We have an array of pointers. For simplicity let the pointers be to an int. So, this is like
int * array[100];
The above one becomes an array of pointers because the precedence of array operator is higher than that of *. Otherwise we would have had to write like
int * (array[100]);
Now, this is not the same as a pointer to array. Because if 'p' is a pointer to an array *p should give an array. Here, *array = *(array+0) = array[0] = pointer to an integer which is not an array. Being a pointer we can use array[i][j] and this works like an array, but is not the same when we do sizeof(array[0]) which gives size of pointer and not the size of array being pointed.
Now, array of pointers is also not the same as pointer to a pointer. Again size is the villain here. For a pointer to a pointer (say int **p), sizeof(p) will be size of pointer but for an array of pointers, sizeof will return n*sizeof pointer where n is the array size.

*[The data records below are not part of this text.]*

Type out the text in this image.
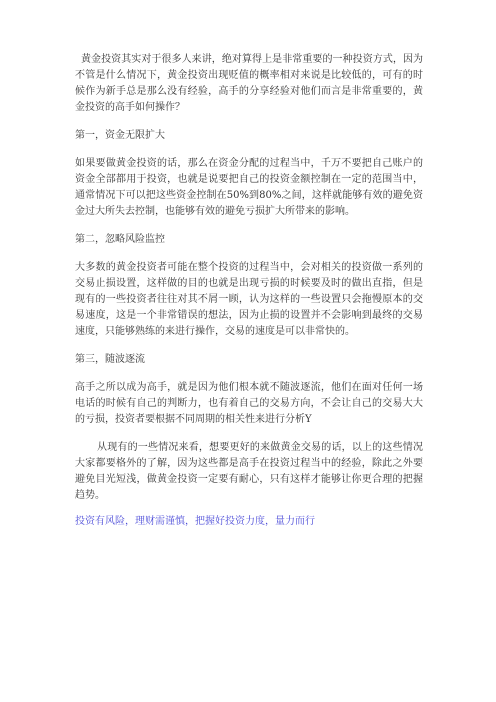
黄金投资其实对于很多人来讲，绝对算得上是非常重要的一种投资方式，因为不管是什么情况下，黄金投资出现贬值的概率相对来说是比较低的，可有的时候作为新手总是那么没有经验，高手的分享经验对他们而言是非常重要的，黄金投资的高手如何操作？

第一，资金无限扩大

如果要做黄金投资的话，那么在资金分配的过程当中，千万不要把自己账户的资金全部都用于投资，也就是说要把自己的投资金额控制在一定的范围当中，通常情况下可以把这些资金控制在50%到80%之间，这样就能够有效的避免资金过大所失去控制，也能够有效的避免亏损扩大所带来的影响。

第二，忽略风险监控

大多数的黄金投资者可能在整个投资的过程当中，会对相关的投资做一系列的交易止损设置，这样做的目的也就是出现亏损的时候要及时的做出直指，但是现有的一些投资者往往对其不屑一顾，认为这样的一些设置只会拖慢原本的交易速度，这是一个非常错误的想法，因为止损的设置并不会影响到最终的交易速度，只能够熟练的来进行操作，交易的速度是可以非常快的。

第三，随波逐流

高手之所以成为高手，就是因为他们根本就不随波逐流，他们在面对任何一场电话的时候有自己的判断力，也有着自己的交易方向，不会让自己的交易大大的亏损，投资者要根据不同周期的相关性来进行分析Y

从现有的一些情况来看，想要更好的来做黄金交易的话，以上的这些情况大家都要格外的了解，因为这些都是高手在投资过程当中的经验，除此之外要避免目光短浅，做黄金投资一定要有耐心，只有这样才能够让你更合理的把握趋势。

投资有风险，理财需谨慎，把握好投资力度，量力而行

So, none of the options are correct. So, lets try choosing the possible answer (getting to the mind of the question asker). In C/C++, when an array is passed to a function, it is done by passing the base address and in the function the array behaves like a pointer. So, an array of pointers when passed to a function becomes a pointer to pointer which is option B. The below code shows the difference between the two.
#include<stdio.h>
int array(int a[100])//this is same as int *a
{
printf("size of array in function is %u\n", sizeof a);
}
int main()
{
int a[100];
printf("size of array in main is %u\n", sizeof a);
array(a);
}
Output:
size of array in main is 400
size of array in function is 8
The above output is on a machine where sizeof(int) = 4, and sizeof pointer is 8.